After Schroer passed, his friend and fellow musician Emilyn Stam suggested that she make a book from the cards—the beginning of Oli-isms.

Melanie Lough, a student of Schroer’s who now leads The Twisted String fiddle group in Smithers, says her copy is bristling with bright pink sticky notes.

“He was super wise,” she said, laughing.

Lough was 11 when she first met the 6’5 fiddler, who sported an extra three-inch mohawk at the time.

“I was quite intimidated at first,” she said. “But I wrote a song in my first lesson, and ever since then I’ve been writing songs.”

Roughly forty fiddlers are in The Twisted String, which has several chapters in B.C.

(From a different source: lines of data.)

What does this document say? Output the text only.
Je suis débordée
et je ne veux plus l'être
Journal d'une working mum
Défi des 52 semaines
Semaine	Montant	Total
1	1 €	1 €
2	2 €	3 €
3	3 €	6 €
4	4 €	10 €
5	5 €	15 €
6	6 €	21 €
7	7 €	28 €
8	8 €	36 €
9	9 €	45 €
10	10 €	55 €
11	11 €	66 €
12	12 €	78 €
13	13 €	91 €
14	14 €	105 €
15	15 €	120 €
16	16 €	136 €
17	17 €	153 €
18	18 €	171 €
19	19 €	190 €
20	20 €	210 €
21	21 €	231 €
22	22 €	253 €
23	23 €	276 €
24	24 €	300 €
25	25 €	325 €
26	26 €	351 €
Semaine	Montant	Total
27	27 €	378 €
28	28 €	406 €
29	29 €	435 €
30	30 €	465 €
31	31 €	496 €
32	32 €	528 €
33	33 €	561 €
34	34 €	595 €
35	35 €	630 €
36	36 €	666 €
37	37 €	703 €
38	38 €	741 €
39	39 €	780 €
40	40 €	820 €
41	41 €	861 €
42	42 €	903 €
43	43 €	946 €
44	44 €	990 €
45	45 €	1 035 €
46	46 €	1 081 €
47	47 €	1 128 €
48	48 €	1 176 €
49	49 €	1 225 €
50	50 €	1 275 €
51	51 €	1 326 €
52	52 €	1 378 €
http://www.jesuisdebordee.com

Lough said that the Smithers group, who are now ages 13 to 18, played the Alpenhorn last week and have an upcoming show in Prince George.

But like Schroer, who recorded ten albums in just 14 years, Lough has lots on the go. She now plays in seven bands, including a six-piece “klezmer dance band” called the Klezmer Cats, which includes another member of The Twisted String.

“I don’t know if I’d still be playing music if I hadn’t met him,” Lough said, adding that it was because of Schroer she and other young Smithers musicians started to write instead of reciting music.

“I think he really gave us a big gift there,” she said.